AFRİKA
RUSYA-TÜRKİYE
KUŞBAKIŞI | TÜRKİYE
KUŞBAKIŞI | DÜNYA
BU HAFTA NELER OKUDUK?

🪖 Darbe kıtası: Afrika

Gabon'da gerçekleşen darbe ile 2020'den bu yana Afrika'da 8. yönetime el koyma gerçekleşti, peki ama neden? Ana gündemi Tahıl Koridoru Anlaşması olan Erdoğan- Putin görüşmesi, hangi sinyalleri veriyor?

Fotoğraf: Daily Sabah

Herkese merhaba. Bu çarşamba günü, geçtiğimiz hafta ve hafta başında yankı uyandıran politik tartışmaları, olayları ve açıklamaları sizler için derledik. Neler okuyacağız? 

  • Afrika'daki darbeler: Geçtiğimiz hafta Gabon'da gerçekleşen darbe ile birlikte 2020'den bu yana Afrika'da 8. yönetime el koyma gerçekleşti. Peki ama neden? 
  • Erdoğan ve Putin görüştü: Ana gündem maddesi Tahıl Koridoru Anlaşması olan görüşmenin ardından yapılan açıklamalar hangi sinyalleri veriyor? Türkiye, arabuluculuk tavrını değiştirecek mi? 

Bunların yanında son bültenimizden bu yana yaşanan önemli gelişmeler ve editörlerimizin okuma önerileri de bültenimizde yer alıyor. 

İyi okumalar. 

-İlkim

Spektrum

Spektrum

Yerel ve uluslararası gündemi yakalamak için bir başucu kaynağı; her hafta seçim dosyaları, kamuoyu araştırmaları, analizler ve Son Düzlük podcastle yayında!

AFRİKA

Darbeler kıtası: Afrika

En son Gabon'da gerçekleşen darbenin ardından Afrika kıtasında son 3 yılda 6 ülkede 8 darbe gerçekleşmiş oldu. Peki bu darbelerin amacı ne ve herhangi bir destekleri bulunuyor mu?

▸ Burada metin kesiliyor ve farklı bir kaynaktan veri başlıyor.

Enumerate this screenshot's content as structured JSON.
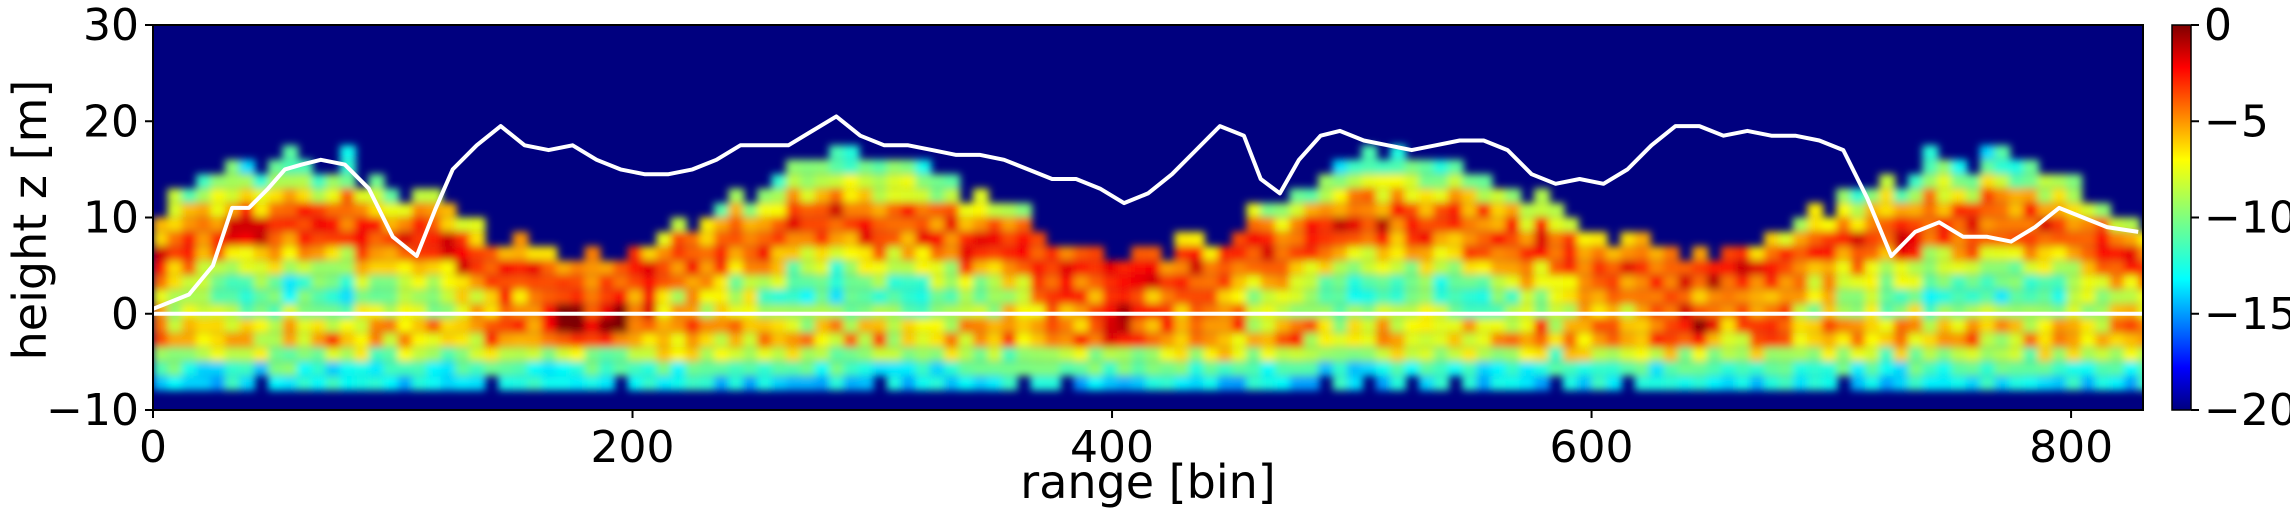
{
  "chart_data": {
    "type": "heatmap",
    "xlabel": "range [bin]",
    "ylabel": "height z [m]",
    "xlim": [
      0,
      830
    ],
    "ylim": [
      -10,
      30
    ],
    "xticks": [
      0,
      200,
      400,
      600,
      800
    ],
    "yticks": [
      -10,
      0,
      10,
      20,
      30
    ],
    "colorbar": {
      "range": [
        -20,
        0
      ],
      "ticks": [
        0,
        -5,
        -10,
        -15,
        -20
      ],
      "tick_labels": [
        "0",
        "−5",
        "−10",
        "−15",
        "−20"
      ],
      "colormap": "jet"
    },
    "grid": false,
    "series": [
      {
        "type": "line",
        "color": "#ffffff",
        "x": [
          0,
          15,
          25,
          33,
          40,
          48,
          55,
          62,
          70,
          80,
          90,
          100,
          110,
          118,
          125,
          135,
          145,
          155,
          165,
          175,
          185,
          195,
          205,
          215,
          225,
          235,
          245,
          255,
          265,
          275,
          285,
          295,
          305,
          315,
          325,
          335,
          345,
          355,
          365,
          375,
          385,
          395,
          405,
          415,
          425,
          435,
          445,
          455,
          462,
          470,
          478,
          487,
          495,
          505,
          515,
          525,
          535,
          545,
          555,
          565,
          575,
          585,
          595,
          605,
          615,
          625,
          635,
          645,
          655,
          665,
          675,
          685,
          695,
          705,
          715,
          725,
          735,
          745,
          755,
          765,
          775,
          785,
          795,
          805,
          815,
          828
        ],
        "y": [
          0.5,
          2,
          5,
          11,
          11,
          13,
          15,
          15.5,
          16,
          15.5,
          13,
          8,
          6,
          11,
          15,
          17.5,
          19.5,
          17.5,
          17,
          17.5,
          16,
          15,
          14.5,
          14.5,
          15,
          16,
          17.5,
          17.5,
          17.5,
          19,
          20.5,
          18.5,
          17.5,
          17.5,
          17,
          16.5,
          16.5,
          16,
          15,
          14,
          14,
          13,
          11.5,
          12.5,
          14.5,
          17,
          19.5,
          18.5,
          14,
          12.5,
          16,
          18.5,
          19,
          18,
          17.5,
          17,
          17.5,
          18,
          18,
          17,
          14.5,
          13.5,
          14,
          13.5,
          15,
          17.5,
          19.5,
          19.5,
          18.5,
          19,
          18.5,
          18.5,
          18,
          17,
          12,
          6,
          8.5,
          9.5,
          8,
          8,
          7.5,
          9,
          11,
          10,
          9,
          8.5
        ]
      },
      {
        "type": "line",
        "color": "#ffffff",
        "x": [
          0,
          830
        ],
        "y": [
          0,
          0
        ]
      }
    ]
  }
}
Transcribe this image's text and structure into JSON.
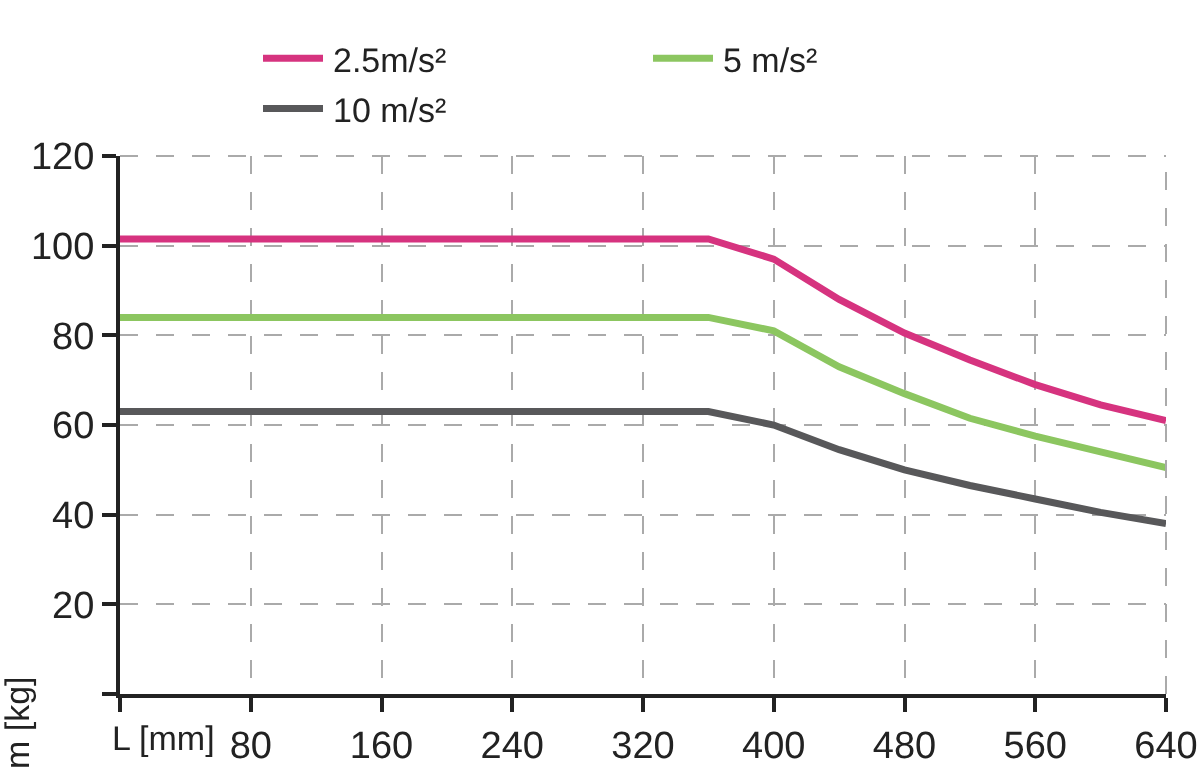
{
  "chart_data": {
    "type": "line",
    "xlabel": "L [mm]",
    "ylabel": "m [kg]",
    "x": [
      0,
      360,
      400,
      440,
      480,
      520,
      560,
      600,
      640
    ],
    "series": [
      {
        "name": "2.5m/s²",
        "color": "#d6337f",
        "values": [
          101.5,
          101.5,
          97,
          88,
          80.5,
          74.5,
          69,
          64.5,
          61
        ]
      },
      {
        "name": "5 m/s²",
        "color": "#8cc660",
        "values": [
          84,
          84,
          81,
          73,
          67,
          61.5,
          57.5,
          54,
          50.5
        ]
      },
      {
        "name": "10 m/s²",
        "color": "#58585a",
        "values": [
          63,
          63,
          60,
          54.5,
          50,
          46.5,
          43.5,
          40.5,
          38
        ]
      }
    ],
    "xlim": [
      0,
      640
    ],
    "xticks": [
      {
        "value": 0,
        "label": null
      },
      80,
      160,
      240,
      320,
      400,
      480,
      560,
      640
    ],
    "ylim": [
      0,
      120
    ],
    "yticks": [
      {
        "value": 0,
        "label": null
      },
      20,
      40,
      60,
      80,
      100,
      120
    ],
    "grid": true,
    "legend": "top",
    "marker": "none",
    "line_style": "solid"
  }
}
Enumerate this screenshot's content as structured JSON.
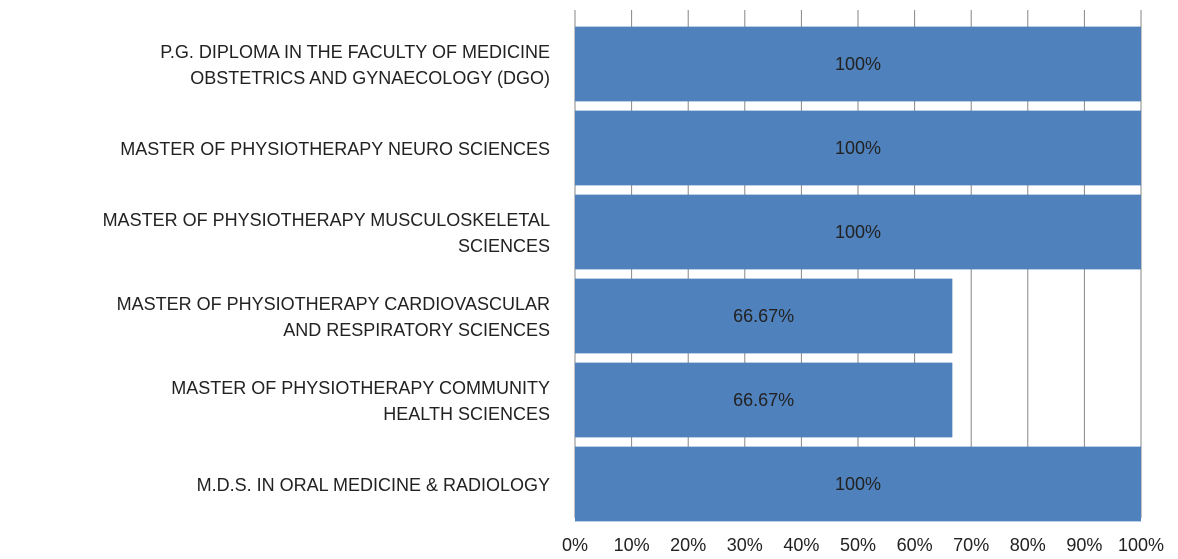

Gabon'da 30 Ağustos'ta askerler yönetime el koyduklarını ve seçim sonuçlarını iptal ettiklerini açıkladı. Ülkede darbeden birkaç saat öncesinde seçim sonuçları açıklanmış, Devlet Başkanı Ali Bongo’nun yeniden göreve seçildiği ilan edilmişti. Seçimlere müdahale eden ordu, 56 yıldır iktidarda olan Bongo ailesinin yönetimini devirdi. 

  • Bilgi notu: Ali Bongo, babası Omar Bongo 2009 yılında hayatını kaybettiğinden beri devlet başkanlığı görevindeydi. Babası Omar Bongo da, 1967-2009 arasında devlet başkanlığı yapmıştı.

Darbenin ardından Ali Bongo, ev hapsine alındı ve oğullarından biri "Vatana ihanet" suçlamasıyla tutuklandı. Askerler, seçim sonuçlarını iptal ettiklerini ve cumhuriyetin tüm kurumlarını feshettiklerini duyurdu, kendilerini “Geçiş ve Kurumların Restorasyonu Komitesi” üyeleri olarak tanıttı. 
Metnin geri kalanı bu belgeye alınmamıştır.